Wednesday, November 5, 2014


Human nature tested by circumstance in intriguing Force Majeure

The French title of the Swedish film Force Majeure literally means superior force, as in a force of nature, or what we might call and Act of God. It generally refers to an unexpected circumstance completely beyond human control, most often a natural disaster like an earthquake or tsunami. But it's used ironically in this cerebral thriller, where the drama hinges not on a natural disaster, but the split-second response of oh-so-fallible humans in its path.

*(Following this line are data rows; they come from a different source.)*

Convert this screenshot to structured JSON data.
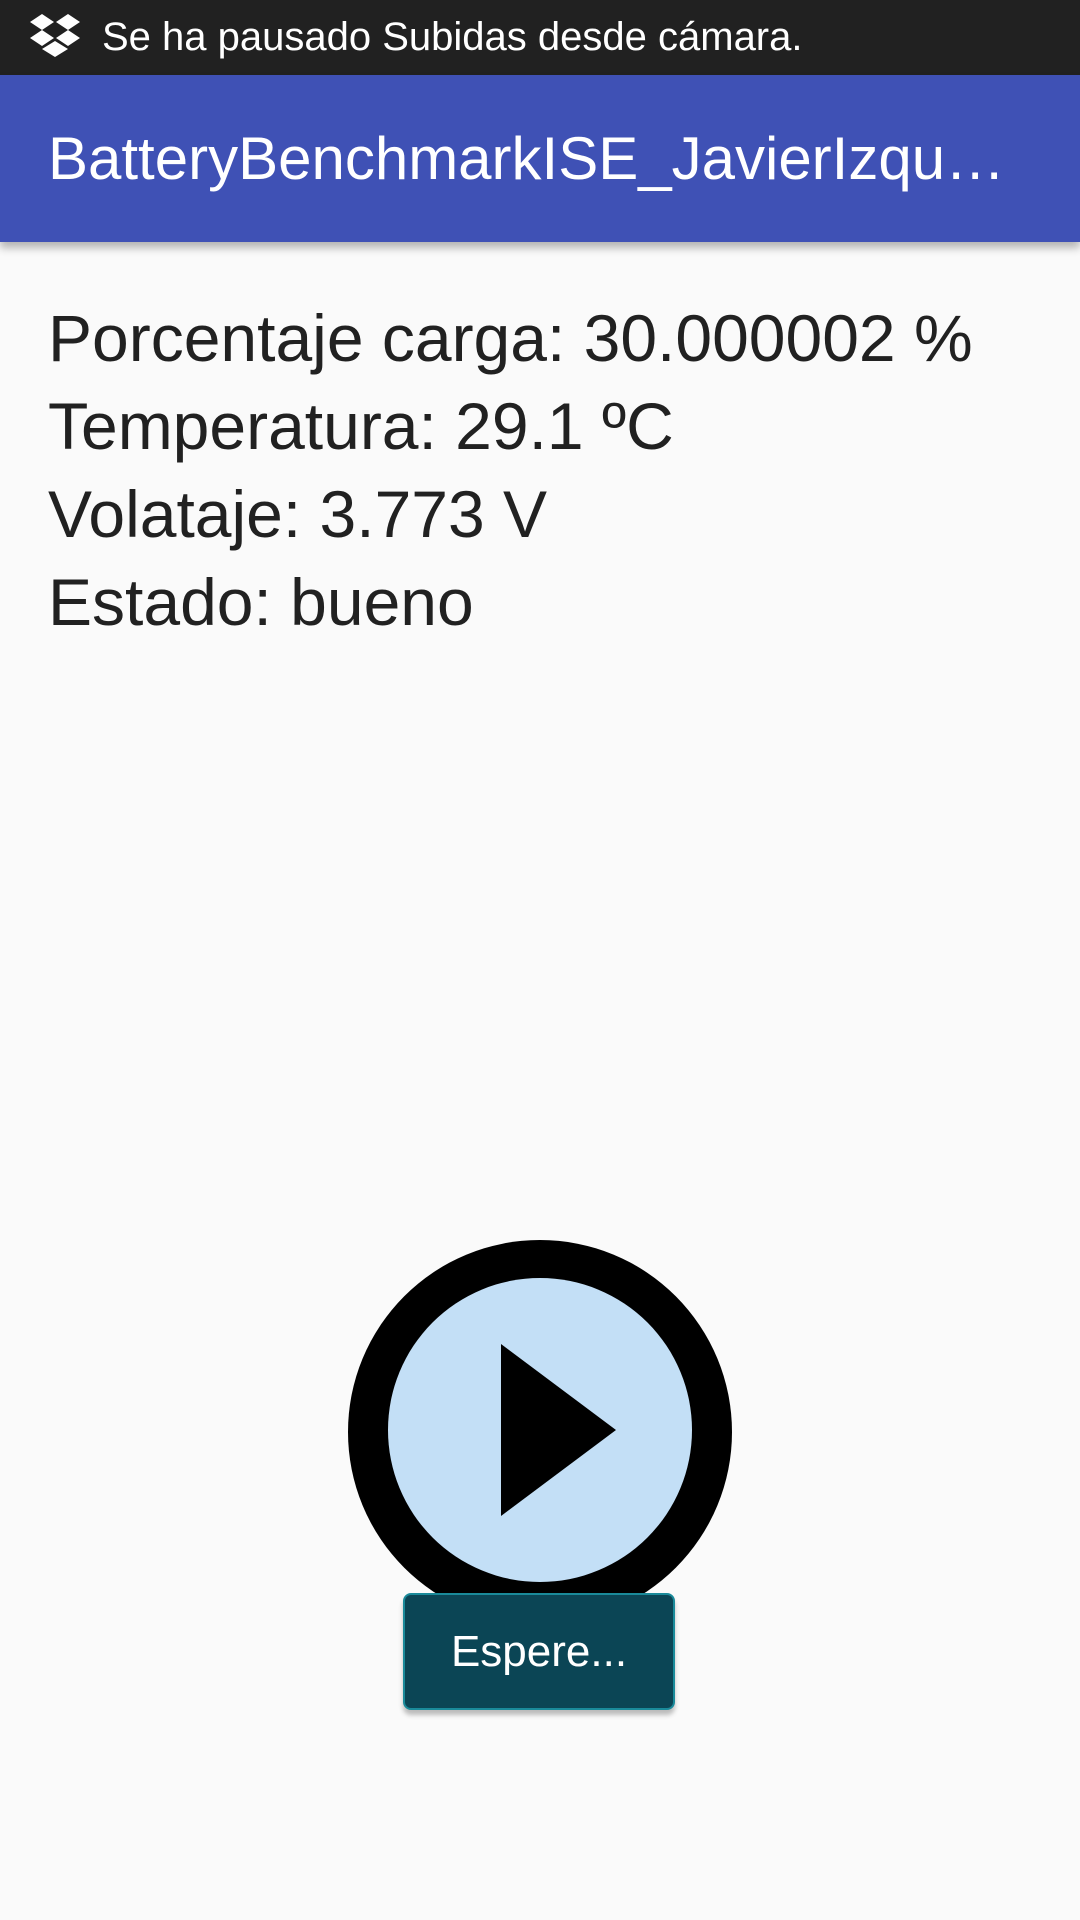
{
  "status_bar": {
    "notification_icon": "dropbox-icon",
    "notification_text": "Se ha pausado Subidas desde cámara."
  },
  "app_bar": {
    "title": "BatteryBenchmarkISE_JavierIzquierdo",
    "color": "#3f51b5"
  },
  "stats": {
    "charge": "Porcentaje carga:  30.000002 %",
    "temperature": "Temperatura:  29.1 ºC",
    "voltage": "Volataje: 3.773 V",
    "state": "Estado:  bueno"
  },
  "controls": {
    "play_icon": "play-icon",
    "play_fill_color": "#c3dff6",
    "wait_button_label": "Espere...",
    "wait_button_color": "#0b4555"
  }
}
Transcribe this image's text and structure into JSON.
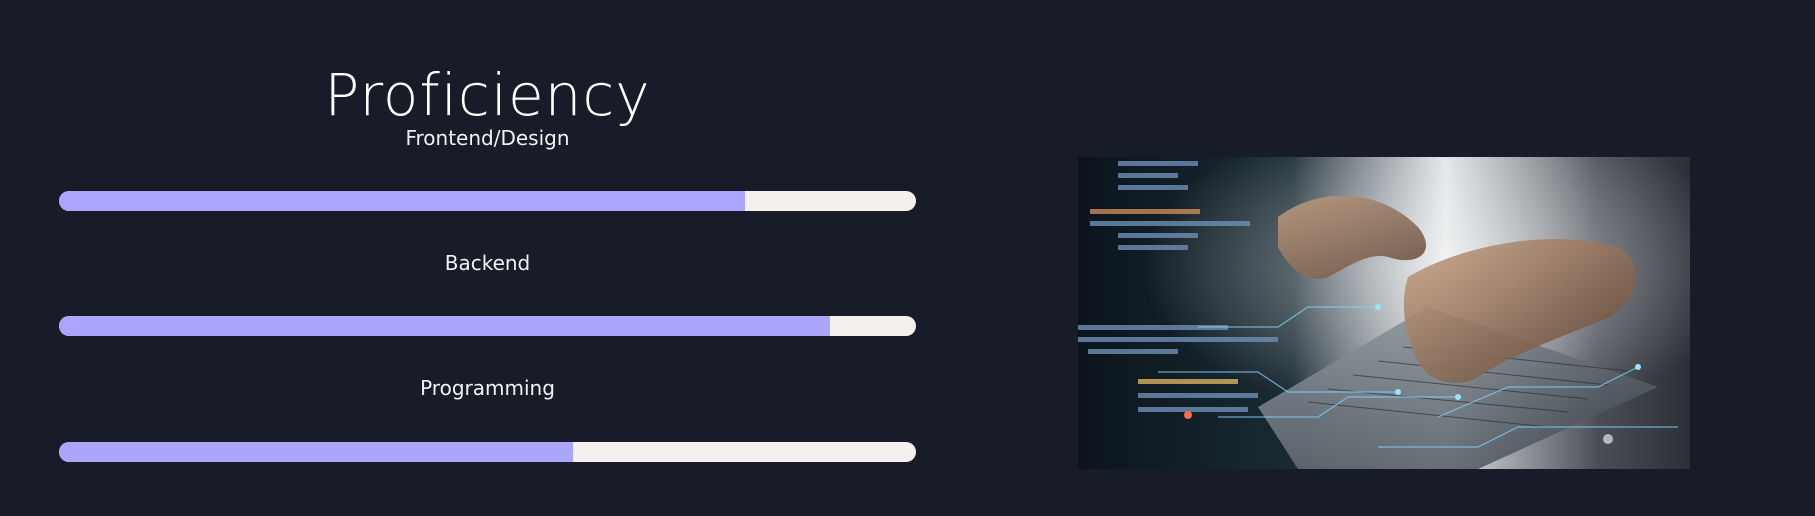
{
  "page": {
    "title": "Proficiency"
  },
  "skills": [
    {
      "label": "Frontend/Design",
      "level_percent": 80
    },
    {
      "label": "Backend",
      "level_percent": 90
    },
    {
      "label": "Programming",
      "level_percent": 60
    }
  ],
  "image": {
    "subject": "hands typing on laptop keyboard with code overlay"
  },
  "colors": {
    "background": "#181b28",
    "bar_fill": "#a9a6fb",
    "bar_track": "#f3f0ee",
    "text": "#ffffff"
  }
}
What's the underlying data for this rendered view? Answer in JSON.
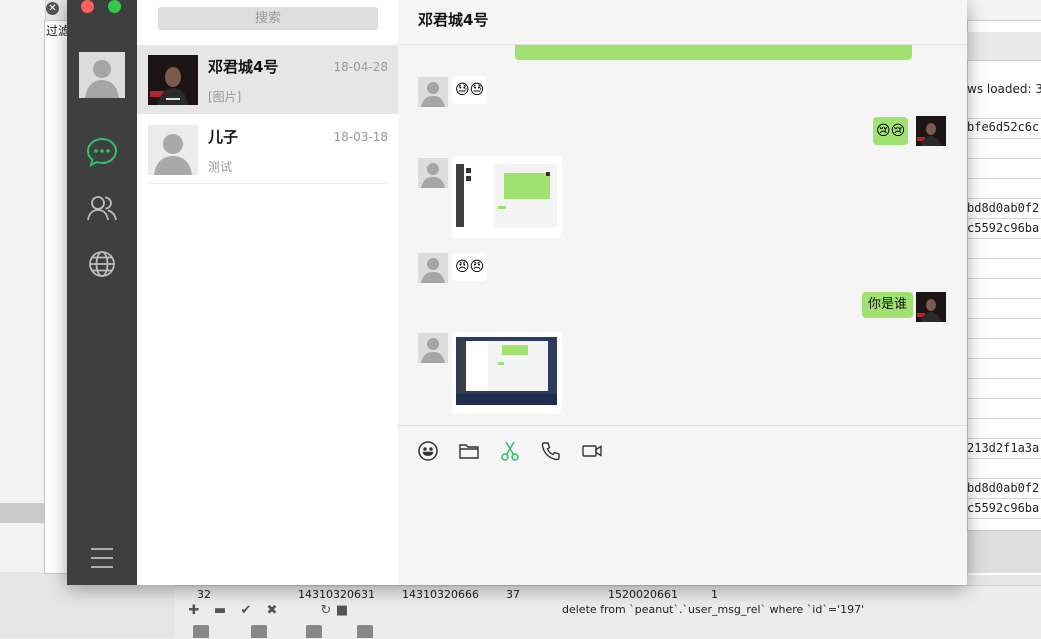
{
  "background_app": {
    "filter_label": "过滤",
    "rows_loaded_text": "ws loaded: 3",
    "cells": [
      "bfe6d52c6c",
      "bd8d0ab0f2",
      "c5592c96ba",
      "213d2f1a3a",
      "bd8d0ab0f2",
      "c5592c96ba"
    ],
    "bottom_row": [
      "32",
      "14310320631",
      "14310320666",
      "37",
      "1520020661",
      "1"
    ],
    "sql_text": "delete from `peanut`.`user_msg_rel` where `id`='197'"
  },
  "wechat": {
    "search_placeholder": "搜索",
    "conversations": [
      {
        "name": "邓君城4号",
        "time": "18-04-28",
        "preview": "[图片]"
      },
      {
        "name": "儿子",
        "time": "18-03-18",
        "preview": "测试"
      }
    ],
    "chat": {
      "title": "邓君城4号",
      "messages": [
        {
          "side": "left",
          "type": "emoji",
          "content": "😓😓"
        },
        {
          "side": "right",
          "type": "emoji",
          "content": "😢😢"
        },
        {
          "side": "left",
          "type": "image",
          "content": ""
        },
        {
          "side": "left",
          "type": "emoji",
          "content": "😠😠"
        },
        {
          "side": "right",
          "type": "text",
          "content": "你是谁"
        },
        {
          "side": "left",
          "type": "image",
          "content": ""
        }
      ]
    },
    "toolbar_icons": [
      "emoji-icon",
      "folder-icon",
      "scissors-icon",
      "phone-icon",
      "video-icon"
    ],
    "accent_color": "#2dc170",
    "bubble_color": "#a0e26f"
  }
}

Directed by Ruben Ostlund, and already Sweden's official Foreign Language entry for the 2015 Academy Awards, the film tells a simple-seeming story about a young family on a skiing vacation in the French Alps. The father, Tomas (Johannes Kuhnke), works too hard, as his wife, Ebba (Lisa Loven Kongsli) tells another tourist at their swanky resort hotel, high in the snowy mountains. So they've packed up their two young children, Vera and little Harry, for five days of relaxation and family time.

On the second day, while the family is having lunch on the restaurant balcony, overlooking a spectacular view, the snowpack on the nearest mountain begins to move. It's not giving too much away to reveal that the movie continues on from this point. But damage that may prove to be irreparable has been done to Tomas and Ebba's family unit, and to their relationship.